Digo que o meu choque ‒ no meio de tanta indignação e choque ‒ não faz oscilar, em um mícron, a agulha do sismógrafo. Mas o refinamento da manha, a cobardia dissimulada, a perfídia e a nequícia, …tudo o que compõe este «quantificador universal», leia-se, o mais requintado farisaísmo e a mais acrisolada hipocrisia, agora mais do que sempre, causa-me uma apreciável sucussão. 
                                                                                     ~ • ~
No dia em que o cúmulo dos ‘choques’, consequentes indignações e traumas ‒ políticos ou não, institucionais ou quaisquer outros, de Vladivostok a Santiago do Chile, de Cape Town a Rovaniemi ‒ conseguirem levar Vladimir Putin e os verdugos a sentarem-se no ‘banco’ para serem sentenciados, à semelhança de Milosevic e Mladic, eu retrato-me.


 

                      

 

27/03/2022

Daqui não saio, daqui ninguém nos tira

“Estou pronto para a assumir uma opinião que não está de acordo com a da maioria. É fácil criticarem-nos, mas actuamos pelos civis”; “é inútil colocar as pessoas umas contra as outras. O mais importante é preservar os funcionários e assegurarmos a nossa missão primária - alimentar as populações destes dois países. Nunca tivemos outro objectivo”; “todos os dias fazemos pão para os ucranianos e para os russos”; “acreditamos que podemos contribuir em tempos de inflação para proteger o poder de compra dos habitantes (…) se o Auchan sai, privaremos 30 mil funcionários dos seus salários - 40% deles são funcionários e accionistas”

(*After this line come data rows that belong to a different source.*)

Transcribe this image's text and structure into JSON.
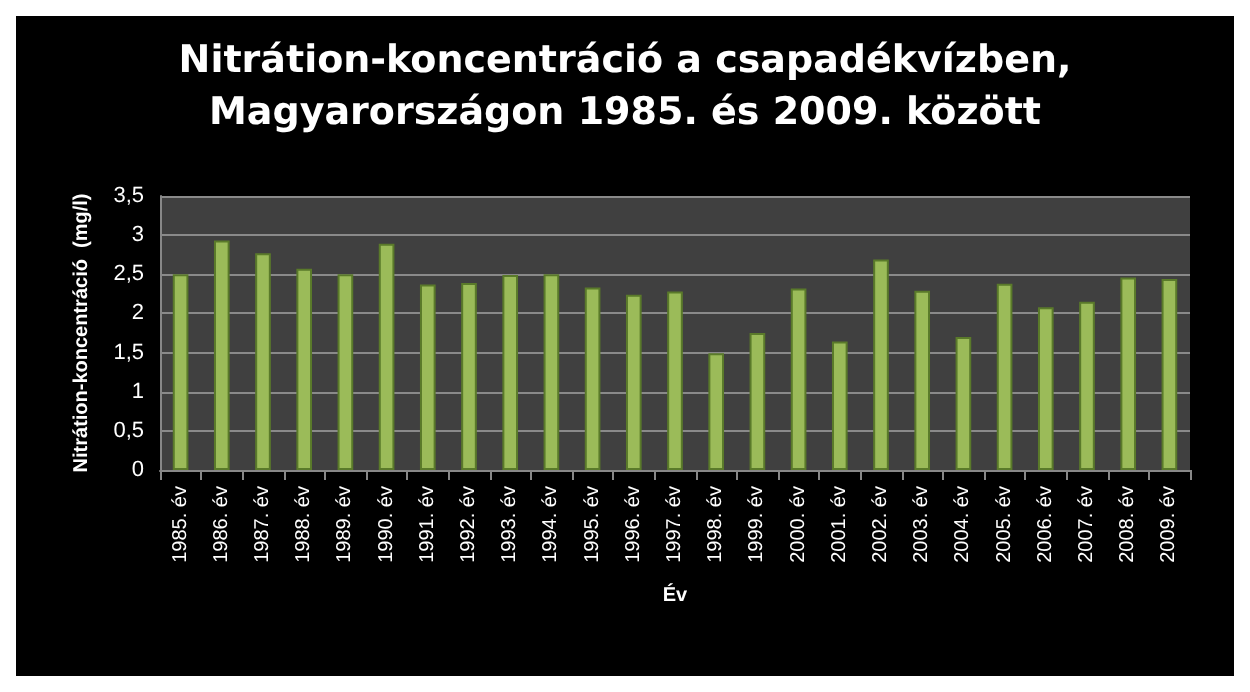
{
  "chart_data": {
    "type": "bar",
    "title": "Nitrátion-koncentráció a csapadékvízben,\nMagyarországon 1985. és 2009. között",
    "xlabel": "Év",
    "ylabel": "Nitrátion-koncentráció  (mg/l)",
    "categories": [
      "1985. év",
      "1986. év",
      "1987. év",
      "1988. év",
      "1989. év",
      "1990. év",
      "1991. év",
      "1992. év",
      "1993. év",
      "1994. év",
      "1995. év",
      "1996. év",
      "1997. év",
      "1998. év",
      "1999. év",
      "2000. év",
      "2001. év",
      "2002. év",
      "2003. év",
      "2004. év",
      "2005. év",
      "2006. év",
      "2007. év",
      "2008. év",
      "2009. év"
    ],
    "values": [
      2.5,
      2.93,
      2.77,
      2.57,
      2.5,
      2.89,
      2.37,
      2.39,
      2.49,
      2.5,
      2.33,
      2.24,
      2.28,
      1.49,
      1.75,
      2.32,
      1.64,
      2.69,
      2.29,
      1.7,
      2.38,
      2.08,
      2.15,
      2.46,
      2.44
    ],
    "color": "#9bbb59",
    "ylim": [
      0,
      3.5
    ],
    "yticks": [
      0,
      {
        "value": 0.5,
        "label": "0,5"
      },
      1,
      {
        "value": 1.5,
        "label": "1,5"
      },
      2,
      {
        "value": 2.5,
        "label": "2,5"
      },
      3,
      {
        "value": 3.5,
        "label": "3,5"
      }
    ],
    "grid": "y"
  }
}
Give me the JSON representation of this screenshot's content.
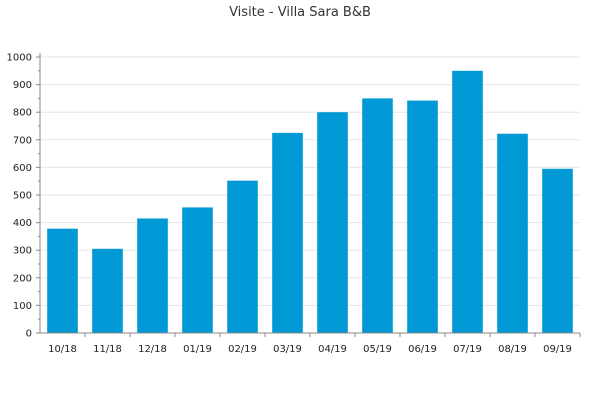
{
  "chart_data": {
    "type": "bar",
    "title": "Visite - Villa Sara B&B",
    "xlabel": "",
    "ylabel": "",
    "categories": [
      "10/18",
      "11/18",
      "12/18",
      "01/19",
      "02/19",
      "03/19",
      "04/19",
      "05/19",
      "06/19",
      "07/19",
      "08/19",
      "09/19"
    ],
    "values": [
      378,
      305,
      415,
      455,
      552,
      725,
      800,
      850,
      842,
      950,
      722,
      595
    ],
    "ylim": [
      0,
      1000
    ],
    "yticks": [
      0,
      100,
      200,
      300,
      400,
      500,
      600,
      700,
      800,
      900,
      1000
    ],
    "grid": true,
    "legend": "none",
    "colors": {
      "bar": "#0099d6",
      "grid": "#e6e6e6",
      "axis": "#888888",
      "text": "#222222"
    }
  }
}
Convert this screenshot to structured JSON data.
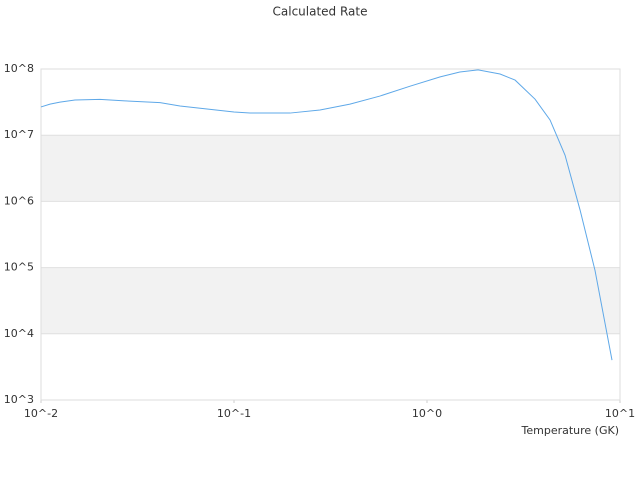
{
  "chart_data": {
    "type": "line",
    "title": "Calculated Rate",
    "x_label": "Temperature (GK)",
    "x": [
      0.01,
      0.01114,
      0.01254,
      0.015,
      0.0202,
      0.0272,
      0.0414,
      0.0525,
      0.1,
      0.121,
      0.195,
      0.279,
      0.399,
      0.57,
      0.817,
      1.17,
      1.48,
      1.84,
      2.39,
      2.86,
      3.63,
      4.34,
      5.19,
      6.21,
      7.42,
      9.09
    ],
    "values": [
      26700000,
      29500000,
      31600000,
      34000000,
      34700000,
      33000000,
      31000000,
      27600000,
      22400000,
      21600000,
      21600000,
      24000000,
      29500000,
      39000000,
      55000000,
      76000000,
      90000000,
      97000000,
      84000000,
      68000000,
      35000000,
      17000000,
      5000000,
      740000,
      91000,
      4000
    ],
    "color": "#5ea8e8",
    "xscale": "log",
    "yscale": "log",
    "xlim": [
      0.01,
      10
    ],
    "xticks": [
      {
        "value": 0.01,
        "label": "10^-2"
      },
      {
        "value": 0.1,
        "label": "10^-1"
      },
      {
        "value": 1,
        "label": "10^0"
      },
      {
        "value": 10,
        "label": "10^1"
      }
    ],
    "ylim": [
      1000,
      100000000
    ],
    "yticks": [
      {
        "value": 1000,
        "label": "10^3"
      },
      {
        "value": 10000,
        "label": "10^4"
      },
      {
        "value": 100000,
        "label": "10^5"
      },
      {
        "value": 1000000,
        "label": "10^6"
      },
      {
        "value": 10000000,
        "label": "10^7"
      },
      {
        "value": 100000000,
        "label": "10^8"
      }
    ],
    "grid": true,
    "band_color": "#f2f2f2"
  }
}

 alegou Yves Claude, líder do grupo francês Auchan.

Evidentemente que, Yves Claude, está carregado de boas razões e a racionalidade do que profere é inatacável; o mesmo sucederia se, Yves Claude, tivesse proferido ponto-por-ponto uma alegação oposta para justificar a saída ou suspensão da actividade do grupo na Rússia.
Por aí não vamos lá: as pessoas e as nações possuem virtudes distintas e defeitos idênticos.
Coloco o assunto neste pé porque o verdadeiro, e absoluto, teste é impraticável.
Qual seria ele? Seria um imparável movimento de boicote às compras nas lojas do grupo, em todos os lugares, fora do território russo. De certeza que seria bem mais precioso ‘fazer o pão’ para um mercado de 500 milhões de clientes, potenciais, do que a preservar os cento e quarenta milhões de russos.
Verdadeiro e absoluto teste porque, Yves Claude, teria de optar sem vacilar — é que as pessoas (e as nações!), salvo raras excepções, portam-se com decência quando as circunstâncias não lhes permite outra escolha; e, Yves Claude, sem escolha, ficava com a opção facilitada.

No meu entendimento, a decência está além e acima destas 'contas' e, inúmeras vezes, é inconciliável. Falta justificar a «inconciliação», óbvia. Justifica-se pela vileza ‒ a sordície é o nosso património comum. Património comum é a comprovadíssima constatação – explicável pela existência do oposto.
Acresce que a «moralidade» é contingente e, em assuntos desta natureza, inapropriada senão vil.